The “Jews” and the “Greeks” illustrate the basic idolatries of humanity. God must function as the all-powerful or the all-wise, but always in terms of our best interests—power on our behalf, wisdom like ours! For both, ultimate idolatry is insisting that God conform to our own prior views as to how “the God who makes sense” ought to do things.
The “Jews demand miraculous signs.” This reflects Jewish messianic expectations. God had acted powerfully on their behalf in history; the promised messiah would restore the former glory by acting powerfully on their behalf once again. “Show us a sign,” they repeatedly demand of Jesus (Matt.11:38-39; Mark 8:11; Luke 11:16; John 6:30), “authenticate yourself; validate your messianic credentials with powerful displays.” And who can blame them? They had been down for a long time and were looking for a mighty deliverer. They knew how God had acted in the past—with a mighty hand and an outstretched arm. Their idolatry was that they now had God completely figured out; he would simply repeat the Exodus, in still greater splendor.
“Greeks look for wisdom.” This, too, was a national characteristic. As early as Herodotus it is said of them; “All Greeks were zealous for every kind of learning.” Again, who can fault them? Theirs were the advances of civilization as none before. Indeed, it was their very advances in learning that caused many to abandon the traditional gods and turn to sophia or philosophia. Their idolatry was to conceive of God as the ultimate reason or meaning; of course, what we deem to be reasonable (For an in-depth understanding of the Corinthian context and theology see Gordon Fee 1991, I'm indebted to his book "The first Corinthians).
These, then, are the two basic idolatries; and they are ever with us. The demand for power and the insistence on wisdom, always for us from our point of view, are still the basic idolatries of our fallen world. And they stand against the idea of mission.

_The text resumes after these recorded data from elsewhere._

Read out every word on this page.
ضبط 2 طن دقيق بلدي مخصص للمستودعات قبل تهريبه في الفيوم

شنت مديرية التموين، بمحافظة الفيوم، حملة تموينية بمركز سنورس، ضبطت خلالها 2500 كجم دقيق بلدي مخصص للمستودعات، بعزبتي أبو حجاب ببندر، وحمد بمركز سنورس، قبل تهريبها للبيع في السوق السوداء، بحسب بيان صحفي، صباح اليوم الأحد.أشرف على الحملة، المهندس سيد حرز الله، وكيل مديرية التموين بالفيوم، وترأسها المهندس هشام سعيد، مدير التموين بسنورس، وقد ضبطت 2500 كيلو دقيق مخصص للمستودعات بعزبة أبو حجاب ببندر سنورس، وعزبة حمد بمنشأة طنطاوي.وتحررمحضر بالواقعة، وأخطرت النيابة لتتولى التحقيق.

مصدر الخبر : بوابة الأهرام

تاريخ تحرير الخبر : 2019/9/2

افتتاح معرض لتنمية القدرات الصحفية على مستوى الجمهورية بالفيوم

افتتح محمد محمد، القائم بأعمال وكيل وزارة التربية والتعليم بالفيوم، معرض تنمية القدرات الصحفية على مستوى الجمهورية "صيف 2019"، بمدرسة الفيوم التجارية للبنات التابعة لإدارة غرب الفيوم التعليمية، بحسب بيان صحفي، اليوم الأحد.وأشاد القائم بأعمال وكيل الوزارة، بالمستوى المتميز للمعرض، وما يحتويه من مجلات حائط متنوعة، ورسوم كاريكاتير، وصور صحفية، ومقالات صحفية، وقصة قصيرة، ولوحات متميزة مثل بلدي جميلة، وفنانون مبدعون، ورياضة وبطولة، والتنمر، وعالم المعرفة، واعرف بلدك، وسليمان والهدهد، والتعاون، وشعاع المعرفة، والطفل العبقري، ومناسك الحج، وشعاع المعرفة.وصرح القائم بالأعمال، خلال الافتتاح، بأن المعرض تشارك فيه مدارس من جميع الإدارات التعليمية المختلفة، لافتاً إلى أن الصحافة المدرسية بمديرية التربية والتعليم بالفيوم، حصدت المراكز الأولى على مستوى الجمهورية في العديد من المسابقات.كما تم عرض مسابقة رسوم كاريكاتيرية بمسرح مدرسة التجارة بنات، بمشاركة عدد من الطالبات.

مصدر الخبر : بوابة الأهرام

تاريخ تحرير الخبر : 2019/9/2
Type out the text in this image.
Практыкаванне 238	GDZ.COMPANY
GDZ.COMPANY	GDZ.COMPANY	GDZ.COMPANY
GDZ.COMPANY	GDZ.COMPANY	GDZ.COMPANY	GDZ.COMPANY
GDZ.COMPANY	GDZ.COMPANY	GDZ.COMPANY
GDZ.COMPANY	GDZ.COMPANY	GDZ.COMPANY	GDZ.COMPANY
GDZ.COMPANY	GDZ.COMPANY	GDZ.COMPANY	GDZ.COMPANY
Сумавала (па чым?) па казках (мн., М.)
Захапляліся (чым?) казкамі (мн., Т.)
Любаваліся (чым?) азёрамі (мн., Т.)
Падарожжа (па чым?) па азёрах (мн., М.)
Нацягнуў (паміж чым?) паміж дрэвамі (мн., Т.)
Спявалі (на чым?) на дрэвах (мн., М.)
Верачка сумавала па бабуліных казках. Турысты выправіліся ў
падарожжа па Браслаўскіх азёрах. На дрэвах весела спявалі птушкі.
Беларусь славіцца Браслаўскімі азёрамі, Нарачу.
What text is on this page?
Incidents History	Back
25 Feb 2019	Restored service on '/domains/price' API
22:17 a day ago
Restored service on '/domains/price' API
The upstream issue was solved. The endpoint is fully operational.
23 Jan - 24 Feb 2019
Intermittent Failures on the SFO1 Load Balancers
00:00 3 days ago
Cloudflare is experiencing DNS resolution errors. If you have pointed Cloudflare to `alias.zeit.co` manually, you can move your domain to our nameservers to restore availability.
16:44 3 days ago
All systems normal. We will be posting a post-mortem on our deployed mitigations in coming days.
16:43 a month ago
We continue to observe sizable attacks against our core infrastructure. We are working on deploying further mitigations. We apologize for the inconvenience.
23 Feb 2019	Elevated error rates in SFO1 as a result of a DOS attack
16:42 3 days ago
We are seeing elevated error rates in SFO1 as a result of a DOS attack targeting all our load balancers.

James F. Engel & William A Dyrness, in their book, Changing the Mind of Missions: Where Have We Gone Wrong? said:
Human reason and individualism now reigned supreme as the dominant spirit of the age. The quantum leaps in technology, especially in the last two hundred years fueled a great optimism that the world can be changed and conquered. The cry of Western civilization and the very essence of modernity became “There is no problem too big that it cannot be solved with human wisdom and technology”( Cf. 2000).
Power and reason always stand against our desire to be committed to missions. Like Paul and thousand of other missionaries who followed his steps, we have to make a resolution to be committed to the preaching of the gospel. This is one of the major ways out of the entrapment of modernity and its values.